Developer of a Google Glass app for doctors, Remedy, launched a pilot study with three Harvard hospitals in which they will provide physician assistants who are handling night coverage in hospitals -- a time when doctors are not around as often as during the day -- with Google Glass so that they can send their point of view videos to supervising doctors.
From this pilot, Remedy will measure how much the Google Glass system changes the status quo for how healtcare providers manage the workflow of cases. The company also wants to measure patient perception and adoption rates on the surgeon side and the physician's assistant side.
The trial is set to end in just about 30 days.
Remedy Co-Founder Gina Siddiqui decided to develop the app specifically for Google Glass because she thought the point-of-view features of the device would be useful in a field when many healthcare professionals use each other's expertise to get work done.
"When I learned about Google Glass, the idea that someone can literally see through your perspective, exactly what you're seeing, and that they can continue doing their job, with their hands, with their eye contact with the patient, I realized that healthcare is probably the most important place for that technology to be adopted," Siddiqui told MobiHealthNews. "Every technology that's in the hospital was used for something else first. Like banking, or airlines, or consumer interest. And so it's backwards, retrofitted to work for doctors, and I just felt like this is a moment where technology norms haven't been defined yet, and we haven't set in stone how this should be used. And I wanted to do it right in the healthcare setting first."
Remedy is targeting its software at residents, medical students, general practitioners, nurses, and physician assistants. Siddiqui added that using this app on Google Glass will allow generalists to have greater autonomy over their work and more ownership of their case, especially since generalists are the ones who are building a relationship with the patient.
"If you think about it, there are so many appointments, how many appointments do you make with a specialist or a follow up or a transfer?" Siddiqui said. "With a vast majority of those appointments, it's just recapitulating what you said to somebody else. Just getting somebody up to speed with what's already happened."
Siddiqui believes the app will make it effortless for the user to capture information and immediately send it to the person who the user wants to consult with a complete picture of what's happening.

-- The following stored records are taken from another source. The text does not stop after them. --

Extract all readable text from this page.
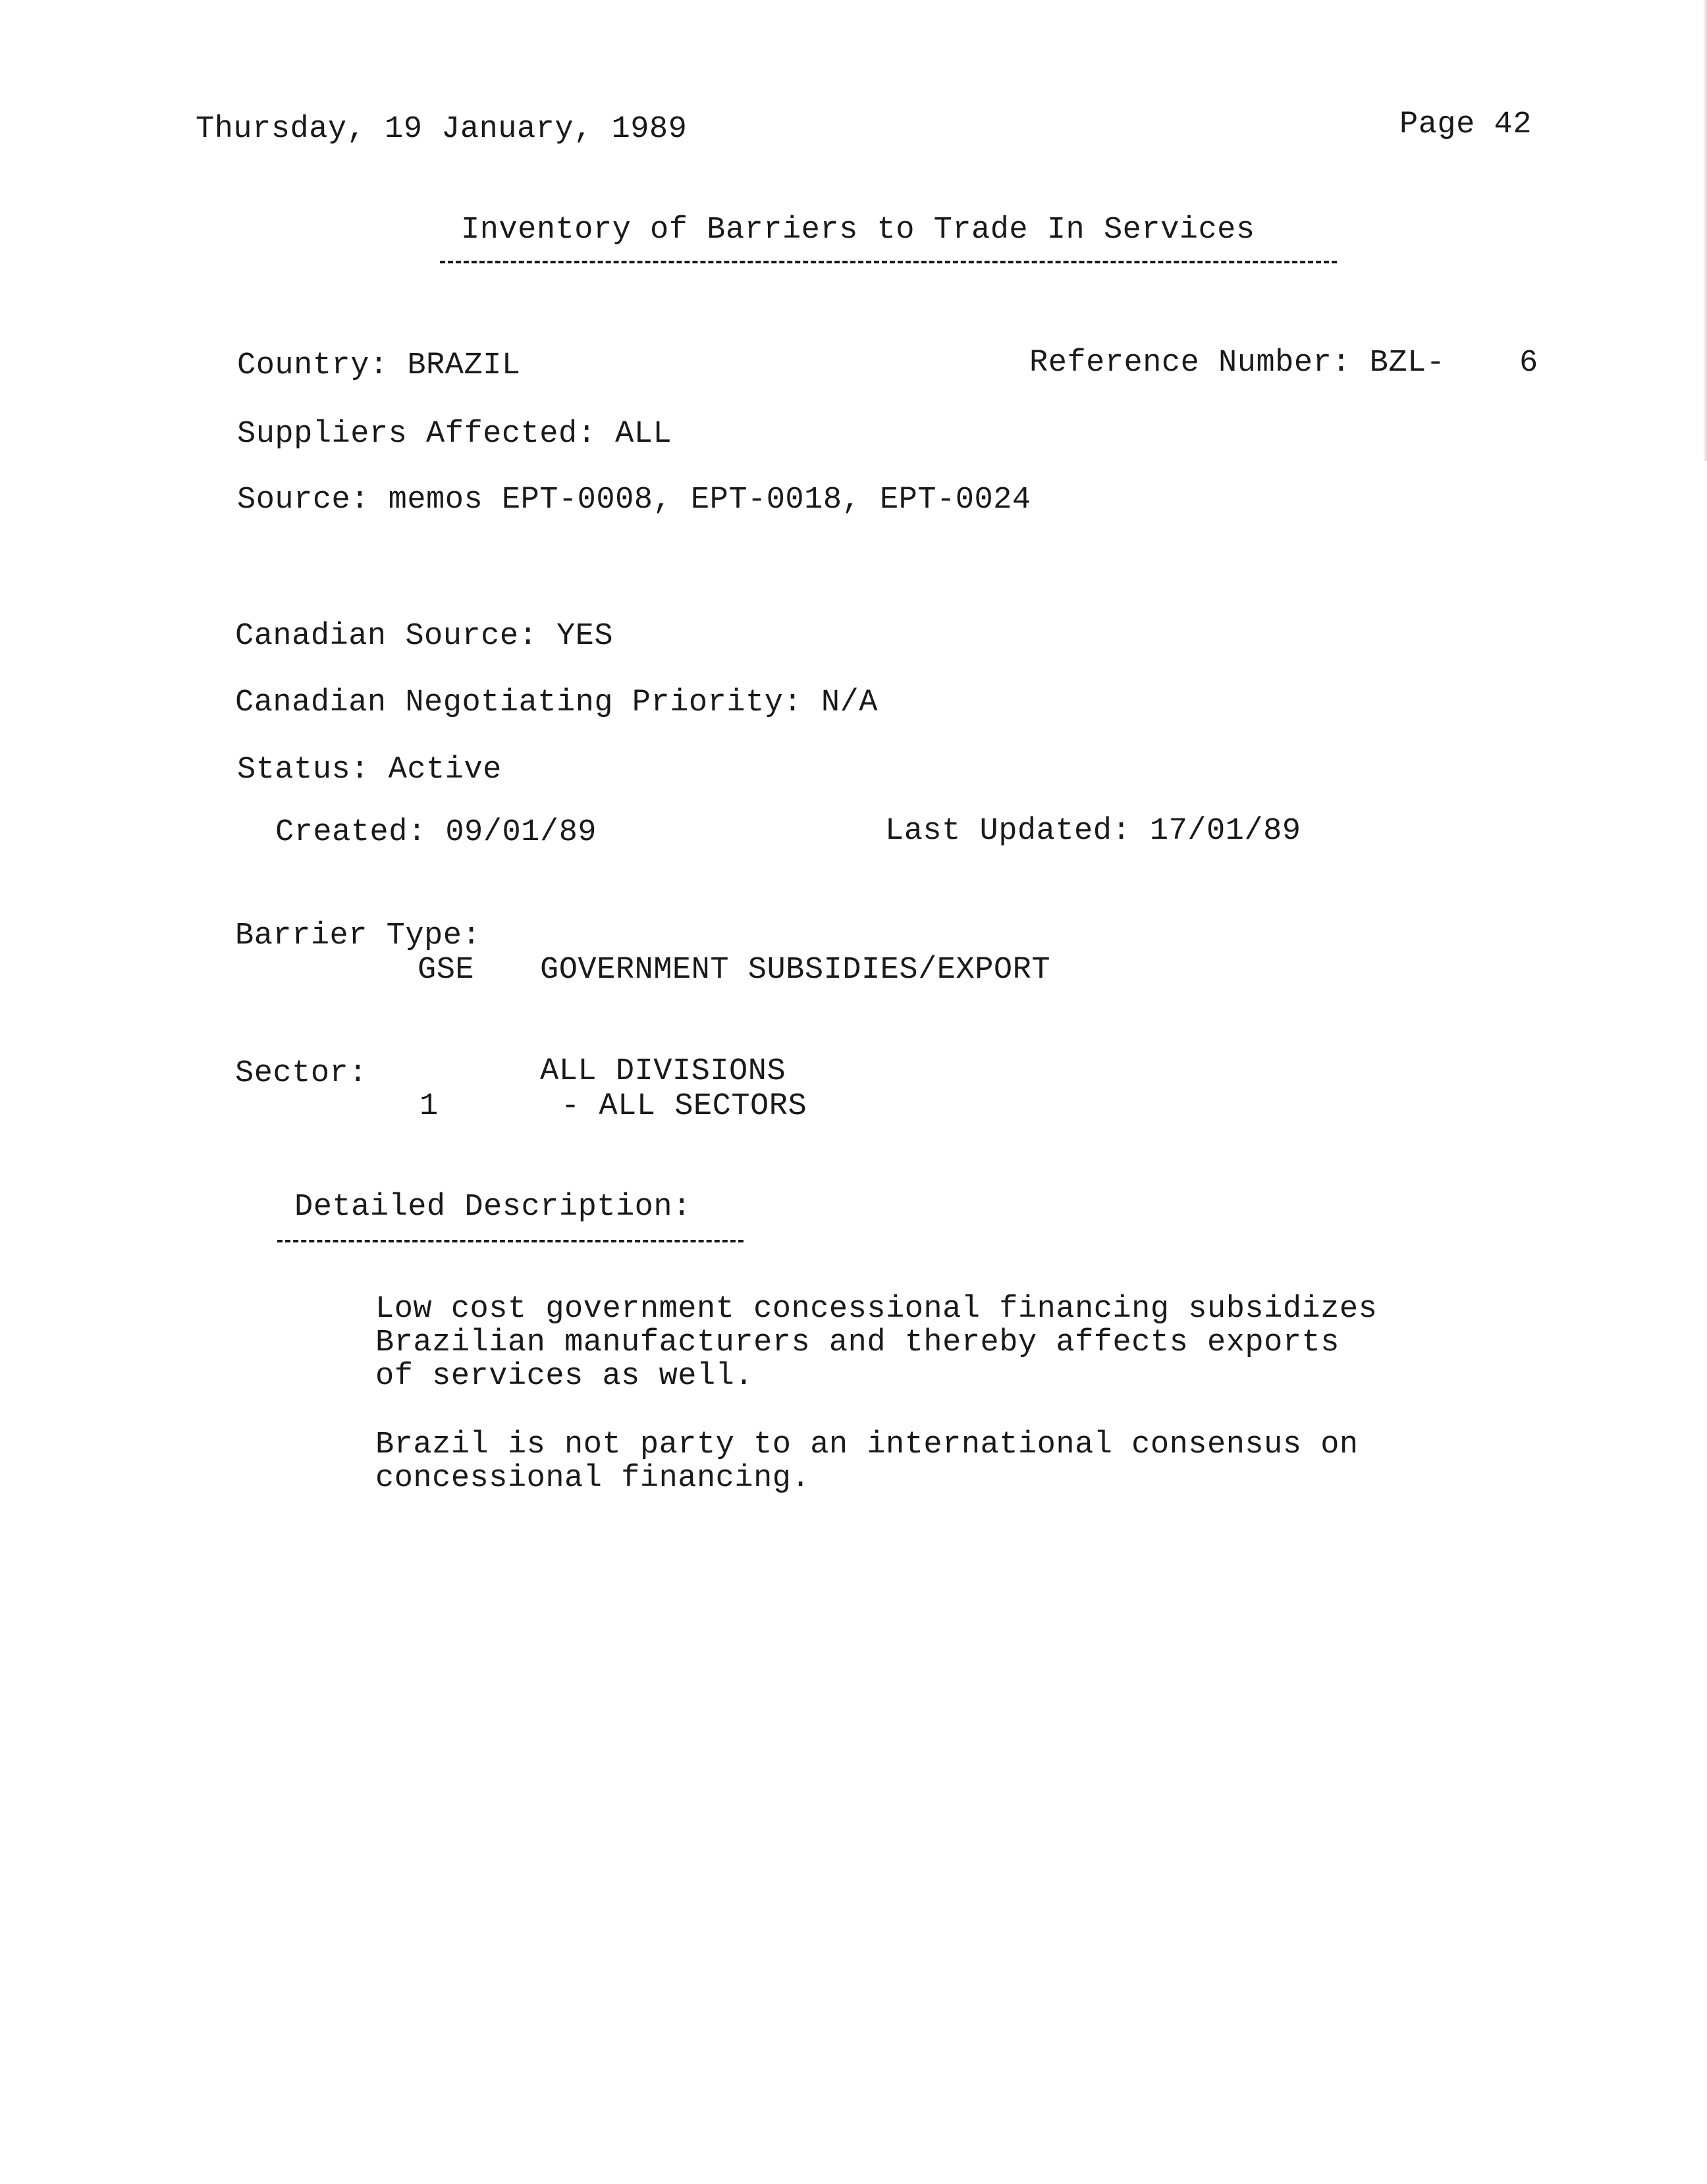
Thursday, 19 January, 1989	Page 42
Inventory of Barriers to Trade In Services
Country: BRAZIL	Reference Number: BZL- 6
Suppliers Affected: ALL
Source: memos EPT-0008, EPT-0018, EPT-0024
Canadian Source: YES
Canadian Negotiating Priority: N/A
Status: Active
Created: 09/01/89	Last Updated: 17/01/89
Barrier Type:
GSE GOVERNMENT SUBSIDIES/EXPORT
Sector:	ALL DIVISIONS
1	- ALL SECTORS
Detailed Description:
Low cost government concessional financing subsidizes
Brazilian manufacturers and thereby affects exports
of services as well.
Brazil is not party to an international consensus on
concessional financing.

"What we realized is we have to implement a tool that makes it effortless," Siddiqui said. "That makes it like, as soon as they think 'I need to ask somebody for advice about this', the advice has been asked. Wearable devices, Google Glass, the implementation that we used, that's the closest to if they look at something, they can capture it. As soon as they capture it we can route it with our intelligent systems to the right expert who needs to see it and give them real time feedback."
Remedy is partnering with companies that work with hospitals, for example payors and medical device companies. Remedy disabled many of the Google Glass's off-the-shelf features, set up its own secure server, and authenticated log-ins so that the device is secure enough to use in a healthcare setting.